Q3 — Compare four atomic models
Location of positive charge — Thomson: uniform sphere throughout atom. Rutherford: tiny central nucleus. Bohr: tiny central nucleus (same as Rutherford).
Electron arrangement — Thomson: embedded randomly in positive sphere. Rutherford: orbit nucleus at large distances in empty space. Bohr: fixed circular orbits (shells) at discrete, quantised energy levels.
Key experimental evidence — Thomson: cathode ray tube (electrons deflected by E & B fields). Rutherford: gold foil experiment (large-angle alpha particle deflections). Bohr: hydrogen emission spectrum (discrete spectral lines match calculated energy level differences).

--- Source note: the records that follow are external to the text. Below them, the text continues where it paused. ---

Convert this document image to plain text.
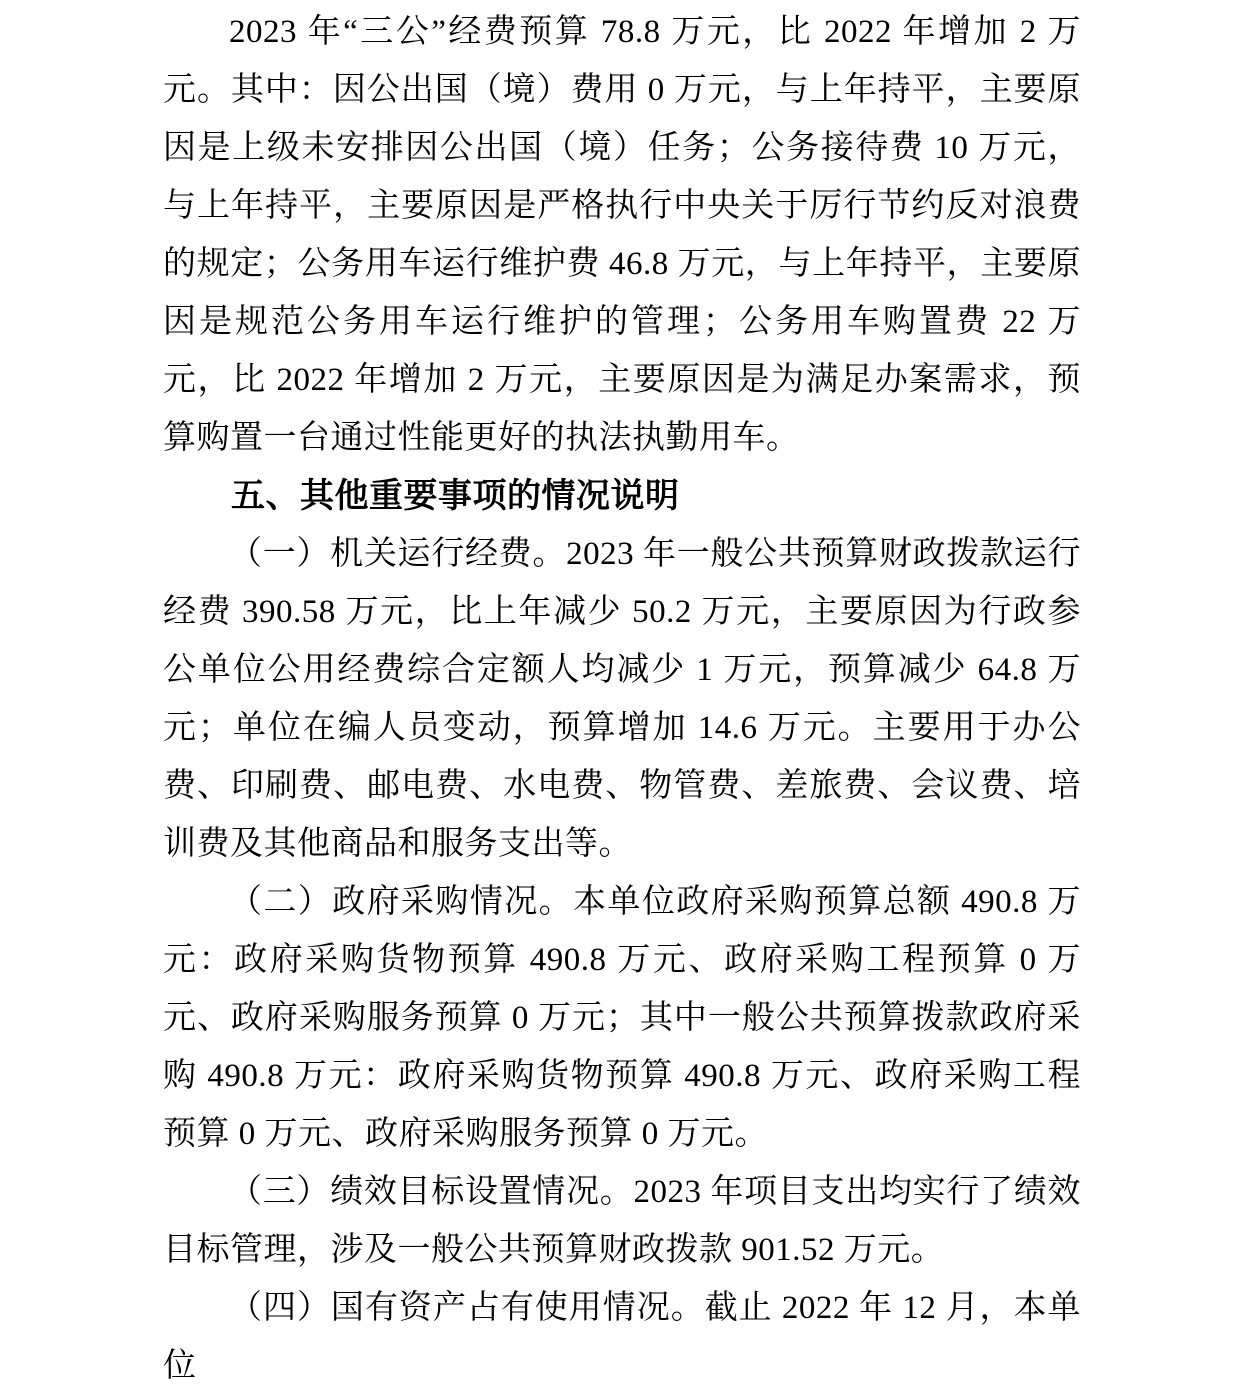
2023 年“三公”经费预算 78.8 万元，比 2022 年增加 2 万元。其中：因公出国（境）费用 0 万元，与上年持平，主要原因是上级未安排因公出国（境）任务；公务接待费 10 万元，与上年持平，主要原因是严格执行中央关于厉行节约反对浪费的规定；公务用车运行维护费 46.8 万元，与上年持平，主要原因是规范公务用车运行维护的管理；公务用车购置费 22 万元，比 2022 年增加 2 万元，主要原因是为满足办案需求，预算购置一台通过性能更好的执法执勤用车。

五、其他重要事项的情况说明

（一）机关运行经费。2023 年一般公共预算财政拨款运行经费 390.58 万元，比上年减少 50.2 万元，主要原因为行政参公单位公用经费综合定额人均减少 1 万元，预算减少 64.8 万元；单位在编人员变动，预算增加 14.6 万元。主要用于办公费、印刷费、邮电费、水电费、物管费、差旅费、会议费、培训费及其他商品和服务支出等。

（二）政府采购情况。本单位政府采购预算总额 490.8 万元：政府采购货物预算 490.8 万元、政府采购工程预算 0 万元、政府采购服务预算 0 万元；其中一般公共预算拨款政府采购 490.8 万元：政府采购货物预算 490.8 万元、政府采购工程预算 0 万元、政府采购服务预算 0 万元。

（三）绩效目标设置情况。2023 年项目支出均实行了绩效目标管理，涉及一般公共预算财政拨款 901.52 万元。

（四）国有资产占有使用情况。截止 2022 年 12 月，本单位
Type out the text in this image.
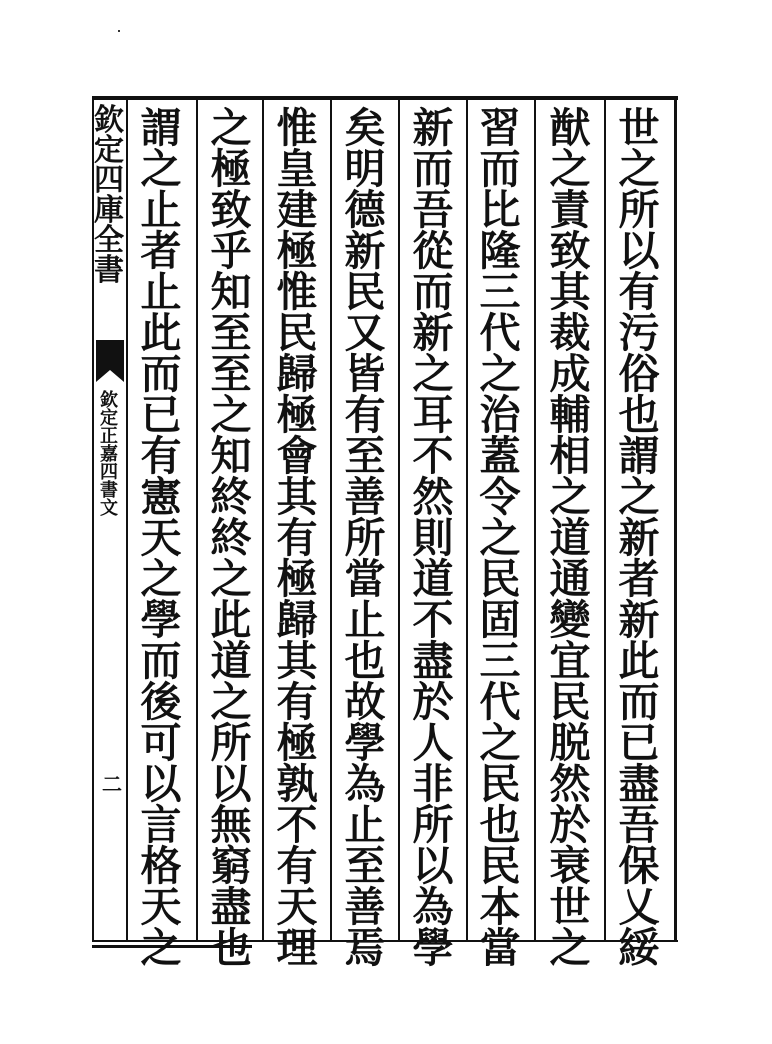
欽
定
四
庫
全
書
欽
定
正
嘉
四
書
文
二
世
之
所
以
有
污
俗
也
謂
之
新
者
新
此
而
已
盡
吾
保
乂
綏
猷
之
責
致
其
裁
成
輔
相
之
道
通
變
宜
民
脱
然
於
衰
世
之
習
而
比
隆
三
代
之
治
蓋
令
之
民
固
三
代
之
民
也
民
本
當
新
而
吾
從
而
新
之
耳
不
然
則
道
不
盡
於
人
非
所
以
為
學
矣
明
德
新
民
又
皆
有
至
善
所
當
止
也
故
學
為
止
至
善
焉
惟
皇
建
極
惟
民
歸
極
會
其
有
極
歸
其
有
極
孰
不
有
天
理
之
極
致
乎
知
至
至
之
知
終
終
之
此
道
之
所
以
無
窮
盡
也
謂
之
止
者
止
此
而
已
有
憲
天
之
學
而
後
可
以
言
格
天
之
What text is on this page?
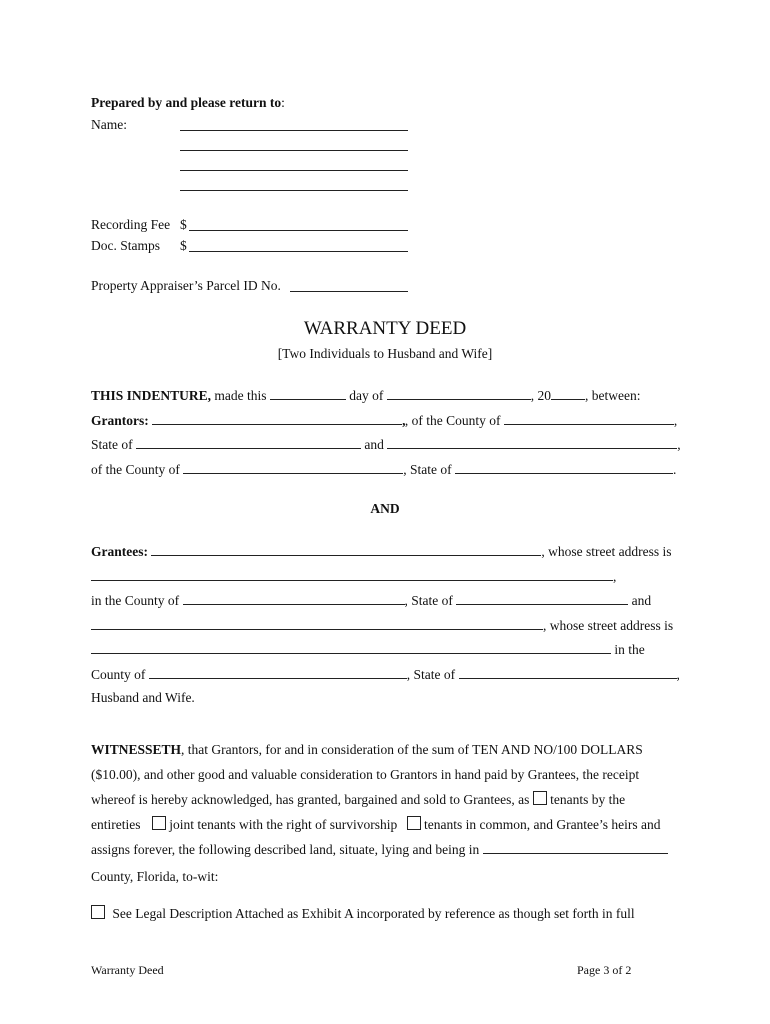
Prepared by and please return to:
Name:
Recording Fee $
Doc. Stamps $
Property Appraiser’s Parcel ID No.
WARRANTY DEED
[Two Individuals to Husband and Wife]
THIS INDENTURE, made this	day of	, 20	, between:
Grantors:	, , of the County of	,
State of	and	,
of the County of	, State of	.
AND
Grantees:	, whose street address is
,
in the County of	, State of	and
, whose street address is
in the
County of	, State of	,
Husband and Wife.
WITNESSETH, that Grantors, for and in consideration of the sum of TEN AND NO/100 DOLLARS
($10.00), and other good and valuable consideration to Grantors in hand paid by Grantees, the receipt
whereof is hereby acknowledged, has granted, bargained and sold to Grantees, as tenants by the
entireties joint tenants with the right of survivorship tenants in common, and Grantee’s heirs and
assigns forever, the following described land, situate, lying and being in
County, Florida, to-wit:
See Legal Description Attached as Exhibit A incorporated by reference as though set forth in full
Warranty Deed	Page 3 of 2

Critical limitation — Thomson: cannot explain large-angle deflections in Rutherford’s experiment. Rutherford: cannot explain why electrons don’t spiral inward (classical radiation) or why emission spectra are discrete. Bohr: only accurate for hydrogen; fails for multi-electron atoms; no explanation of fine spectral structure.
What superseded it — Thomson: Rutherford’s nuclear model (1911). Rutherford: Bohr’s quantised shell model (1913). Bohr: quantum mechanical model / Schrödinger’s orbital model (1926).
Q4.1 — Bohr’s model and sodium emission (3 marks)
According to Bohr’s model, electrons in sodium occupy fixed, discrete energy levels [1]. When the sodium vapour is heated, electrons absorb energy and jump to higher energy levels (excited state). When they fall back to lower energy levels, they emit photons whose energy equals the energy difference between the two levels (E = hf) [1]. Because only specific energy jumps are allowed (only fixed levels exist), only specific photon frequencies (specific wavelengths) are emitted — in this case the two yellow lines at 589 nm and 589.6 nm correspond to two slightly different electron transitions. No other wavelengths are emitted because no other energy transitions occur, giving a discrete line spectrum rather than a continuous one [1].
Q4.2 — Prediction when cooled (2 marks)
When cooled, electrons return to ground state (lowest available energy level) and stop emitting photons [1]. No further emission would be observed: the yellow spectral lines would disappear because no electron transitions are occurring. The same wavelengths would reappear if the atoms were re-excited (heated again), but at room temperature the atoms emit no visible light [1].